Freeline Therapeutics, facing fading cash runway, mulls buyout by investor Syncona

Freeline Therapeutics, facing fading cash runway, mulls buyout by investor Syncona

With a cash runway that could run out of tarmac in the next six months, British biotech Freeline Therapeutics is considering the offer of a buyout from its majority shareholder Syncona.

The London-based investment firm made a nonbinding proposal yesterday to acquire the biotech for $5 per American depository share, Freeline confirmed in a Securities and Exchange Commisssion filing.

The biotech’s board has formed a committee tasked with “exploring and evaluating all strategic and financing opportunities available to the company, including Syncona’s proposal,” Freeline explained. Leerink Partners has also been drafted to provide financial advice.

The offer comes at a time when Freeline needs a strategy to keep its show on the road. In its second-quarter earnings report in August, the biotech revealed that the $38.8 million in cash and equivalents it still had to hand at the end of March would only fund its operations through to the second quarter of 2024.

Stevenage, England-based Freeline has already had to shrink its footprint via a series of layoffs over the past year, as well as offload a subsidiary and pause work on its Fabry disease gene therapy.

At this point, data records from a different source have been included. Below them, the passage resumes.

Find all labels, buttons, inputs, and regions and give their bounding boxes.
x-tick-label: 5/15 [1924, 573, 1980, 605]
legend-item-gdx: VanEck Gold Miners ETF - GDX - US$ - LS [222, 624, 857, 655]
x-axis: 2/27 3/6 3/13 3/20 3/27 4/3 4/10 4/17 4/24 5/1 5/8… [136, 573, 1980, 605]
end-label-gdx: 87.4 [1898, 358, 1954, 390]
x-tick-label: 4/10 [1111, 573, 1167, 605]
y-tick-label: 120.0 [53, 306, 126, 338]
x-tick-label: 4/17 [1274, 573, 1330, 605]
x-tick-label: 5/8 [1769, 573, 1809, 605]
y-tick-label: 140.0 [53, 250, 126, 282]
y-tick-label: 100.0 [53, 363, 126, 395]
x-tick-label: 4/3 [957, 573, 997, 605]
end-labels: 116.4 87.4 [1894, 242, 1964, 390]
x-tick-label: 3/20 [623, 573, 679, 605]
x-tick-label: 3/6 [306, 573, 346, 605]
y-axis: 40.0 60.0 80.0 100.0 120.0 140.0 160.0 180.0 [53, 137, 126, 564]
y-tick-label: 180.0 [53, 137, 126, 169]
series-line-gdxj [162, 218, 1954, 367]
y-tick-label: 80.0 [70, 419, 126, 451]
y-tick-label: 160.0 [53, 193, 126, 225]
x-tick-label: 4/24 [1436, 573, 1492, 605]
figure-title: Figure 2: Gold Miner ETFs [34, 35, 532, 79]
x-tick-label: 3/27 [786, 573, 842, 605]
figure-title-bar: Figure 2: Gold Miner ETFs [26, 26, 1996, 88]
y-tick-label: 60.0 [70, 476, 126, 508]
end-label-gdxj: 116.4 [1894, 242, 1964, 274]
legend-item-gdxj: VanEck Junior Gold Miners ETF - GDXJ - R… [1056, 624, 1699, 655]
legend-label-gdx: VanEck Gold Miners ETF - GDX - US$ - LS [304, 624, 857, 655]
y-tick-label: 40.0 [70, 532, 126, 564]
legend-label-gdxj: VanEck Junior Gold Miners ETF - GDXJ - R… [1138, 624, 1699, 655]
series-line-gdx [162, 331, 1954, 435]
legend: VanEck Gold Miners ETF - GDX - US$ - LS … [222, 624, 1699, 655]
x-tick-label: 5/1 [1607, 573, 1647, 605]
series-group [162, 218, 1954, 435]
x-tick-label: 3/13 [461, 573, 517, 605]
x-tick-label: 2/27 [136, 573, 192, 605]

The significant restructuring has left the company focused on FLT201, an adeno-associated virus gene therapy candidate for Gaucher disease, which was shown to be well tolerated in positive initial data from a phase 1/2 trial that read out earlier this month. Freeline still continues to work on a GBA1-linked Parkinson’s disease program.

For its part, Syncona has also been trying to navigate the strong biotech headwinds earlier this year, blaming a “disappointing” drop in its returns at the start of 2023 on plummeting share prices for British biotechs across its portfolio in December. The firm’s website currently highlights 13 portfolio companies—including Freeline—which are primarily spread across cell therapies, gene therapies and small molecules.